Bethesda boss, Peter Hines believes, “the time for convincing publishers and developers to support Wii U has long past. The Box is out,” according to a report from gimmegimmeigames. The choice conversation coming from GameTrailers’s latest Bonus Round episode.
“You have to do what Sony and Microsoft have been doing with us for a long time,” Hines said. “It’s not that every time we met with them we got all the answers we wanted, but they involved us early on.”
It’s no secret that Sony and MS came to 3rd party publishers early on during the design phases of PS4 and Xbox One to discuss possible specifications, online infrastructure and the like, but this does not seem to be the case with Nintendo.

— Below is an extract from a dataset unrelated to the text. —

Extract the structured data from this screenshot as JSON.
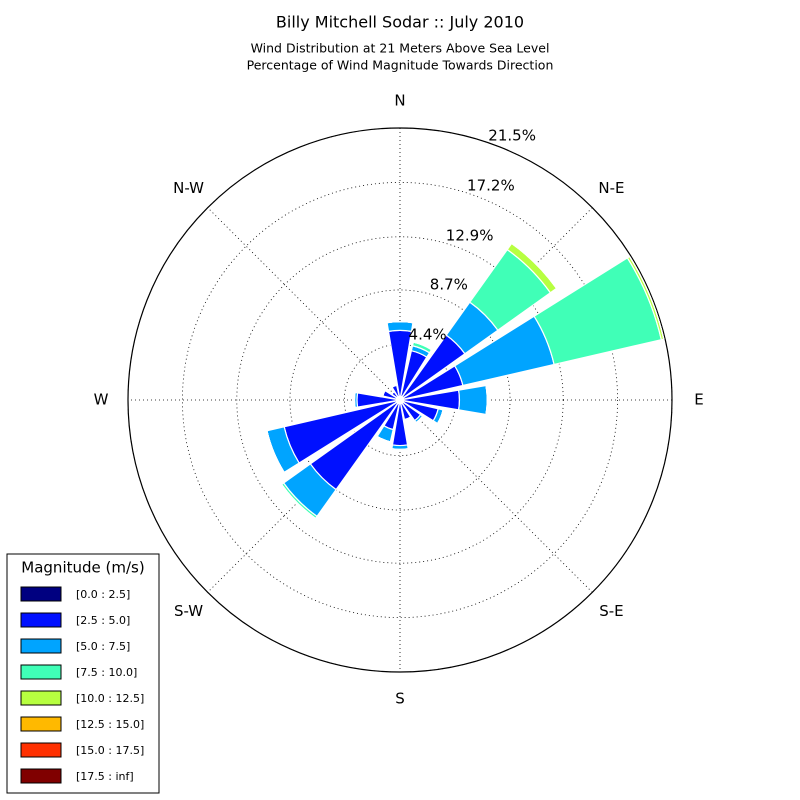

“You have to spend an unbelievable amount of time upfront doing that. If you’re just going to sort of decide ‘we’re going to make a box and this is how it works and you should make games for it.’ Well, no. No is my answer,” Hines notes. “I’m going to focus on other ones that better support what it is we’re trying to do. So you've gotta spend more time trying to reach out to those folks before you even make the box, when you’re still designing and thinking about how it’s going to work.” he concludes.
Wii U’s biggest problem comes in the form of hardware specifications, which, needless to say, has been playing catch up since Wii. Big N’s latest console is once again under-powered, compared to next-gen competitors.
Current generation games will run sufficiently on the Wii U, that much is clear. However, most 3rd party projects releasing within the next 3 years, will require hardware on par with PC, PS4 and Xbox One platforms. This trend has already begun, Battlefield 4 coming to mind in this light. Yes, Activision, Ubisoft and Capcom are on board, but with sales continuing to dip, and game development demands growing each year, additional support will not come anytime soon.
Big N’s immediate answer? Price drop. Unfortunately, they have no choice with impending next-gen consoles soaking up buzz and anticipation towards their holiday launch schedules. A price reduction with premier first party titles are the only two saving grace options Nintendo has. This generation will very much mirror the GameCube era for the beloved publisher.
Big N’s next console, if it’s in the cards, must have hardware and online infrastructure standards in mind. Sure, they can still implement their usual controller innovation, but releasing sub-par online framework with last-gen power specs is not an option come next generation.